De 1967 à 1969, DC fut en prépa à Pierre-de-Fermat, à Toulouse. C’est là qu’il vécut Mai 1968 : « Je suis resté dans ma prépa, intéressé par ce qui se passait, et aussi vaguement inquiet : pour moi qui, comme aurait dit Bourdieu, étais un oblat de l’enseignement supérieur, cette mise en question de l’école – du fait scolaire – avait quelque chose d’angoissant… » À l’École, comme nombre de ses camarades, il adula Laurent Schwartz. Mais il se détourna d’une carrière de mathématicien, préoccupé par une probable éclipse de talent, la trentaine venue.
Le choix de l’humain
Où irait-il ? La période post-soixante-huitarde le vit dans la poterie. L’illumination lui vînt durant l’été 1975 : l’ethnologie serait sa voie. Sa lecture des Structures élémentaires de la parenté, le maître-livre de Claude Lévi-Strauss, l’éblouit ; de plus, « c’était de l’algèbre ». Il s’inscrivit en DEA (Diplôme d’études approfondies) d’ethnologie à l’université Paris-VII. Fut déterminante pour lui la localisation de cette spécialité dans un long couloir où Laurent Schwartz avait aussi un bureau !
“Faire avancer les connaissances
sur la création de beauté par les humains.”
Retour au Maghreb
Mais où accomplir un travail de terrain ? Retourner au Maghreb, où l’avait déjà conduit son mémoire de fin de scolarité à l’X, pour lequel il séjourna dans une ferme autogérée algérienne. Sa sensibilité de gauche, l’oppression dont les Kabyles souffraient en Algérie de la part du régime, le tournèrent vers les Berbères. Le bouclage de la Kabylie ne lui laissait d’autre choix qu’aller vers les Touaregs, dans l’extrême sud du pays. C’est ainsi qu’il allait devenir le grand spécialiste mondial des Touaregs, de leur société, de leur culture et peut-être surtout de leur littérature.
Il épousa en 1996 Sophie Archambault de Beaune, archéologue préhistorienne, spécialiste du Paléolithique supérieur, œuvrant à élucider les débuts de la cognition humaine via les outils et les gestes techniques. Elle conçoit son métier comme une science historique et l’enseigne à l’université Lyon-III. Ils ont deux fils, Emmanuel, sociologue, et Gabriel, secrétaire de rédaction.
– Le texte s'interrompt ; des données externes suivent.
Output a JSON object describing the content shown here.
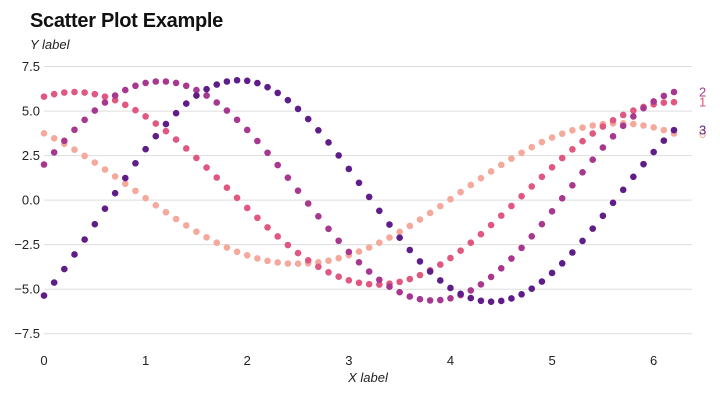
{
  "chart_data": {
    "type": "scatter",
    "title": "Scatter Plot Example",
    "ylabel": "Y label",
    "xlabel": "X label",
    "xlim": [
      0,
      6.2
    ],
    "ylim": [
      -9.2,
      10
    ],
    "x_ticks": [
      0,
      1,
      2,
      3,
      4,
      5,
      6
    ],
    "x_tick_labels": [
      "0",
      "1",
      "2",
      "3",
      "4",
      "5",
      "6"
    ],
    "y_ticks": [
      7.5,
      5.0,
      2.5,
      0.0,
      -2.5,
      -5.0,
      -7.5
    ],
    "y_tick_labels": [
      "7.5",
      "5.0",
      "2.5",
      "0.0",
      "−2.5",
      "−5.0",
      "−7.5"
    ],
    "grid": "horizontal",
    "legend": "end-of-series labels",
    "x": [
      0.0,
      0.1,
      0.2,
      0.3,
      0.4,
      0.5,
      0.6,
      0.7,
      0.8,
      0.9,
      1.0,
      1.1,
      1.2,
      1.3,
      1.4,
      1.5,
      1.6,
      1.7,
      1.8,
      1.9,
      2.0,
      2.1,
      2.2,
      2.3,
      2.4,
      2.5,
      2.6,
      2.7,
      2.8,
      2.9,
      3.0,
      3.1,
      3.2,
      3.3,
      3.4,
      3.5,
      3.6,
      3.7,
      3.8,
      3.9,
      4.0,
      4.1,
      4.2,
      4.3,
      4.4,
      4.5,
      4.6,
      4.7,
      4.8,
      4.9,
      5.0,
      5.1,
      5.2,
      5.3,
      5.4,
      5.5,
      5.6,
      5.7,
      5.8,
      5.9,
      6.0,
      6.1,
      6.2
    ],
    "series": [
      {
        "name": "0",
        "color": "#f4a99c",
        "values": [
          3.75,
          3.47,
          3.16,
          2.83,
          2.48,
          2.11,
          1.72,
          1.33,
          0.92,
          0.52,
          0.11,
          -0.29,
          -0.68,
          -1.06,
          -1.42,
          -1.77,
          -2.09,
          -2.39,
          -2.66,
          -2.9,
          -3.1,
          -3.27,
          -3.41,
          -3.5,
          -3.56,
          -3.57,
          -3.55,
          -3.49,
          -3.4,
          -3.26,
          -3.09,
          -2.89,
          -2.66,
          -2.39,
          -2.1,
          -1.78,
          -1.45,
          -1.09,
          -0.72,
          -0.34,
          0.05,
          0.45,
          0.85,
          1.23,
          1.61,
          1.98,
          2.33,
          2.66,
          2.97,
          3.26,
          3.51,
          3.73,
          3.92,
          4.07,
          4.19,
          4.27,
          4.31,
          4.31,
          4.27,
          4.19,
          4.08,
          3.93,
          3.74
        ]
      },
      {
        "name": "1",
        "color": "#e0577f",
        "values": [
          5.81,
          5.95,
          6.04,
          6.07,
          6.04,
          5.95,
          5.81,
          5.61,
          5.35,
          5.05,
          4.7,
          4.3,
          3.87,
          3.4,
          2.9,
          2.37,
          1.83,
          1.27,
          0.7,
          0.13,
          -0.44,
          -0.99,
          -1.53,
          -2.04,
          -2.52,
          -2.97,
          -3.38,
          -3.74,
          -4.05,
          -4.3,
          -4.5,
          -4.64,
          -4.72,
          -4.74,
          -4.69,
          -4.59,
          -4.43,
          -4.21,
          -3.94,
          -3.62,
          -3.25,
          -2.84,
          -2.39,
          -1.91,
          -1.4,
          -0.87,
          -0.33,
          0.22,
          0.77,
          1.31,
          1.84,
          2.36,
          2.85,
          3.31,
          3.74,
          4.13,
          4.48,
          4.78,
          5.03,
          5.23,
          5.38,
          5.47,
          5.5
        ]
      },
      {
        "name": "2",
        "color": "#a8388f",
        "values": [
          2.0,
          2.68,
          3.33,
          3.95,
          4.51,
          5.03,
          5.48,
          5.87,
          6.18,
          6.42,
          6.58,
          6.66,
          6.66,
          6.58,
          6.42,
          6.18,
          5.87,
          5.48,
          5.03,
          4.51,
          3.94,
          3.32,
          2.66,
          1.97,
          1.26,
          0.53,
          -0.19,
          -0.91,
          -1.61,
          -2.28,
          -2.91,
          -3.49,
          -4.01,
          -4.47,
          -4.86,
          -5.17,
          -5.41,
          -5.56,
          -5.63,
          -5.61,
          -5.51,
          -5.33,
          -5.07,
          -4.73,
          -4.31,
          -3.83,
          -3.28,
          -2.68,
          -2.03,
          -1.35,
          -0.63,
          0.1,
          0.83,
          1.56,
          2.27,
          2.95,
          3.58,
          4.17,
          4.7,
          5.16,
          5.54,
          5.85,
          6.07
        ]
      },
      {
        "name": "3",
        "color": "#5f1d8a",
        "values": [
          -5.36,
          -4.63,
          -3.87,
          -3.05,
          -2.21,
          -1.35,
          -0.48,
          0.39,
          1.24,
          2.07,
          2.86,
          3.59,
          4.27,
          4.88,
          5.42,
          5.87,
          6.23,
          6.49,
          6.66,
          6.73,
          6.7,
          6.57,
          6.34,
          6.02,
          5.61,
          5.12,
          4.55,
          3.92,
          3.24,
          2.51,
          1.75,
          0.97,
          0.18,
          -0.6,
          -1.37,
          -2.11,
          -2.8,
          -3.44,
          -4.01,
          -4.51,
          -4.93,
          -5.26,
          -5.5,
          -5.65,
          -5.7,
          -5.66,
          -5.52,
          -5.29,
          -4.97,
          -4.57,
          -4.09,
          -3.55,
          -2.94,
          -2.29,
          -1.6,
          -0.88,
          -0.15,
          0.58,
          1.31,
          2.02,
          2.7,
          3.34,
          3.93
        ]
      }
    ]
  }
}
Anthropologue de la beauté
Casajus est des grands anthropologues de notre temps. Il n’a eu de cesse, depuis son premier travail de terrain en 1976 auprès des Touaregs du Niger, d’élargir sa vision, comme en des cercles concentriques : au peuple touareg en son ensemble ; à la langue touarègue, en son attachante subtilité ; aux poésies en cette langue ; à la transmission orale, ce qui le ramena à sa fascination d’adolescent pour le grec ancien et les textes homériques.
Il laissa de côté les honneurs qui auraient aisément pu lui être décernés, une chaire prestigieuse ou l’élection à une académie, telle que la toute première de notre pays. Il préféra poursuivre son travail de scientifique, en sciences humaines, faire avancer les connaissances sur la vie des gens et, surtout, sur la création de beauté par les humains.
Qui plus est, ce littéraire invétéré, ce linguiste accompli, s’exprime en une langue constamment élégante, aux belles périodes, digne des prosateurs du dix-huitième siècle qu’il affectionne, comme Montesquieu ; ou encore, pour citer des auteurs plus tardifs qu’il aime aussi, Chateaubriand, Tocqueville et Proust.
Quel superbe destin !
Ouvrages de Dominique Casajus
La tente dans la solitude. La société et les morts chez les Touaregs Kel Ferwan. Cambridge, Cambridge University Press, Paris, Maison des Sciences de l’Homme, 1987.
Albaka (Moussa) et Casajus (D.), Poésies et chants touaregs de l’Ayr : tandis qu’ils dorment tous, je dis mon chant d’amour, Éditions Awal‑L’Harmattan, 1992.
Henri Duveyrier. Un saint-simonien au désert, Paris, Ibis Press, 2007.
Charles de Foucauld, moine et savant, CNRS Éditions, Paris, 2009.
L’Aède et le troubadour. Essai sur la tradition orale, CNRS Éditions, Paris, 2012.
L’alphabet touareg. Histoire d’un vieil alphabet africain, CNRS Éditions, Paris, 2015 (voir la recension).